We next aimed to investigate the KDM6B occupancy on stemness genes’ promoters during anoikis conditions. For this, we performed a CHIP-RT PCR assay. As a result, we observed significant enrichment of KDM6B on promoter regions of SOX2 and CD44 but not on SOX9 in detached cancer cells. Furthermore, GSK J4 treatment significantly reduces the occupancy of KDM6B on promoters of both SOX2 and CD44, suggesting the KDM6B-driven regulation of these stemness genes in detached cancer cells (Figure 3F).

Hypoxia-driven regulation of the histone demethylase expression and activity is a well-established phenomenon. Recent studies have shown that various histone methyltransferases such as SET7/9, G9a, and GLP can methylate HIF1Α and regulate and repress its expression (Bao et al., 2018). It prompted us to investigate whether induction in the KDM6B activity during ECM detachment might positively regulate the hypoxia-related transcription factors HIF1α and HIF2α expressions and reduce KDM6B activity (using GSKJ4) negatively regulate its expression (Figure 4A). Thus, we investigated whether KDM6B occupies hypoxic transcription factors’ promoters and regulates their expression. Results showed a clear enrichment of KDM6B on the HIF1α promoter and a subsequent reduction in the enrichment by GSK J4, further confirming the transcriptional regulation of HIF1α in matrix-detached conditions (Figure 4B).

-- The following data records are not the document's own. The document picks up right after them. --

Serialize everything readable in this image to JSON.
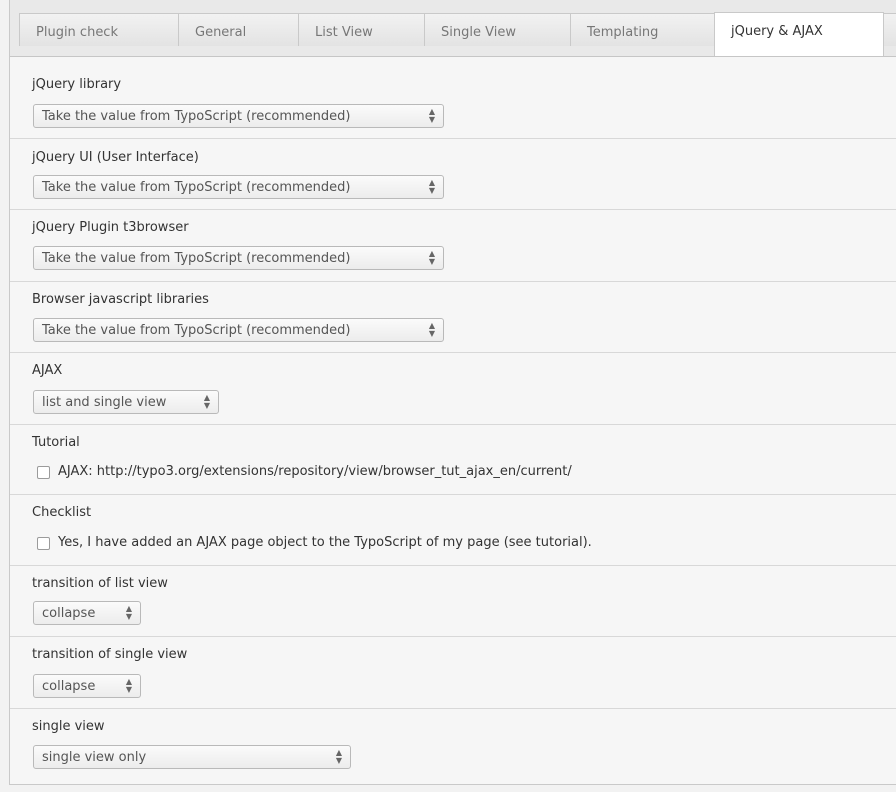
{
  "tabs": [
    "Plugin check",
    "General",
    "List View",
    "Single View",
    "Templating",
    "jQuery & AJAX"
  ],
  "fields": {
    "jquery_library": {
      "label": "jQuery library",
      "value": "Take the value from TypoScript (recommended)"
    },
    "jquery_ui": {
      "label": "jQuery UI (User Interface)",
      "value": "Take the value from TypoScript (recommended)"
    },
    "jquery_plugin": {
      "label": "jQuery Plugin t3browser",
      "value": "Take the value from TypoScript (recommended)"
    },
    "browser_js": {
      "label": "Browser javascript libraries",
      "value": "Take the value from TypoScript (recommended)"
    },
    "ajax": {
      "label": "AJAX",
      "value": "list and single view"
    },
    "tutorial": {
      "label": "Tutorial",
      "checkbox_text": "AJAX: http://typo3.org/extensions/repository/view/browser_tut_ajax_en/current/"
    },
    "checklist": {
      "label": "Checklist",
      "checkbox_text": "Yes, I have added an AJAX page object to the TypoScript of my page (see tutorial)."
    },
    "transition_list": {
      "label": "transition of list view",
      "value": "collapse"
    },
    "transition_single": {
      "label": "transition of single view",
      "value": "collapse"
    },
    "single_view": {
      "label": "single view",
      "value": "single view only"
    }
  }
}
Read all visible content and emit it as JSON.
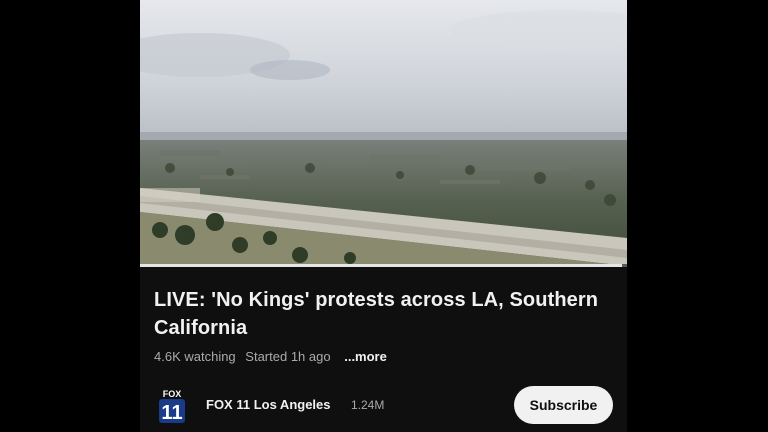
{
  "video": {
    "title": "LIVE: 'No Kings' protests across LA, Southern California",
    "progress": 0.99
  },
  "meta": {
    "watching": "4.6K watching",
    "started": "Started 1h ago",
    "more": "...more"
  },
  "channel": {
    "logo_top": "FOX",
    "logo_number": "11",
    "name": "FOX 11 Los Angeles",
    "subscribers": "1.24M"
  },
  "actions": {
    "subscribe_label": "Subscribe"
  },
  "colors": {
    "background": "#0f0f0f",
    "text_primary": "#f1f1f1",
    "text_secondary": "#aaaaaa",
    "subscribe_bg": "#f1f1f1",
    "fox_blue": "#1a3a8a"
  }
}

To investigate the role of KDM6B in the expression regulation of stem cell markers, we used the CRISPR Double Nickase KDM6B plasmid, which can inhibit the gene expression level of KDM6B. Our results showed that CRISPR, Figure 5A completely removed the protein level of KDM6B in HeLa cells. The spheroid size was decreased (Figure 5B).To examine the KDM6B role in maintaining stem cell markers, we cultured the HeLa KDM6B-knockout cells in the ECM-detached condition. After six days, we examined for stem cell surface markers by flow cytometry. We found that KDM6B knockout significantly reduced the expression of CD44, CD133, CD70, and CD105 in detached cells when compared to a positive control (Figure 5C).

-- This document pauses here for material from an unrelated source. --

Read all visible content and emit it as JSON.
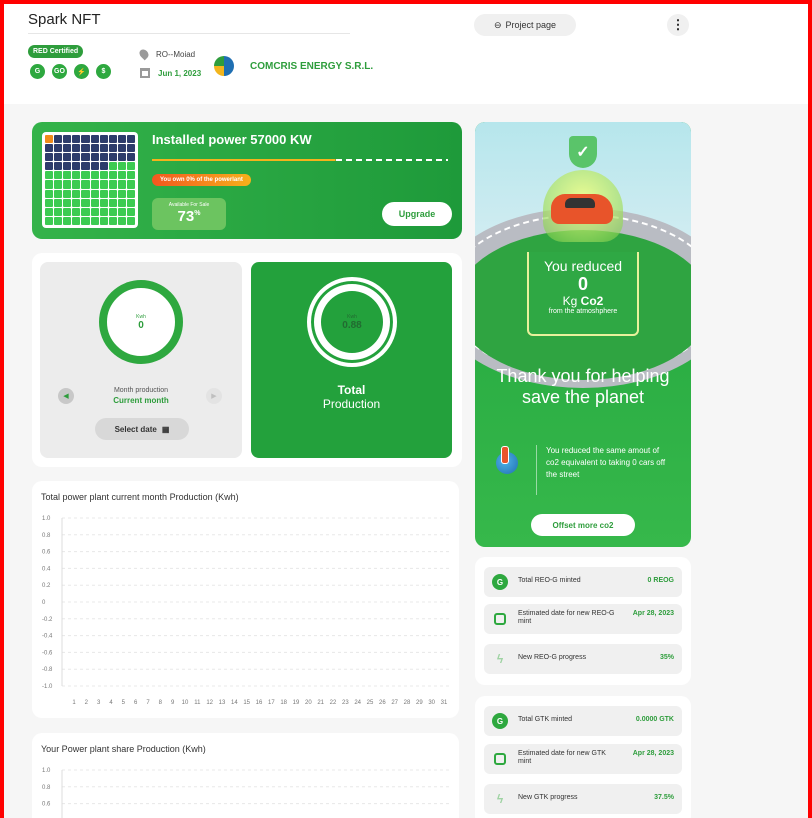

Based on our results that KDM6B transcriptionally regulates the expression of HIF1α, we next investigated the positive association between KDM6B and HIF1α in clinical samples using TCGA datasets. We found a positive association between KDM6B and HIF1α in various cancer types. In metastatic melanoma and breast cancer samples, a significantly high positive correlation was observed between KDM6B and HIF1α mRNA (R = 0.45, p-value = 0.018; R = 0.26, p-value = 0.0014) (Figures 6A,B). Similarly, we found a significant positive association between HIF1α and SOX2 (R = 0.49, p-value = 0.0089) along with CD44 and SOX2 (R = 0.39, p-value = 0.045) in melanoma cancers. We also found that metastatic breast samples had a significantly high positive correlation between CD44 and HIF1α (R = 0.24, p-value = 0.0031) (Supplementary Figure S2).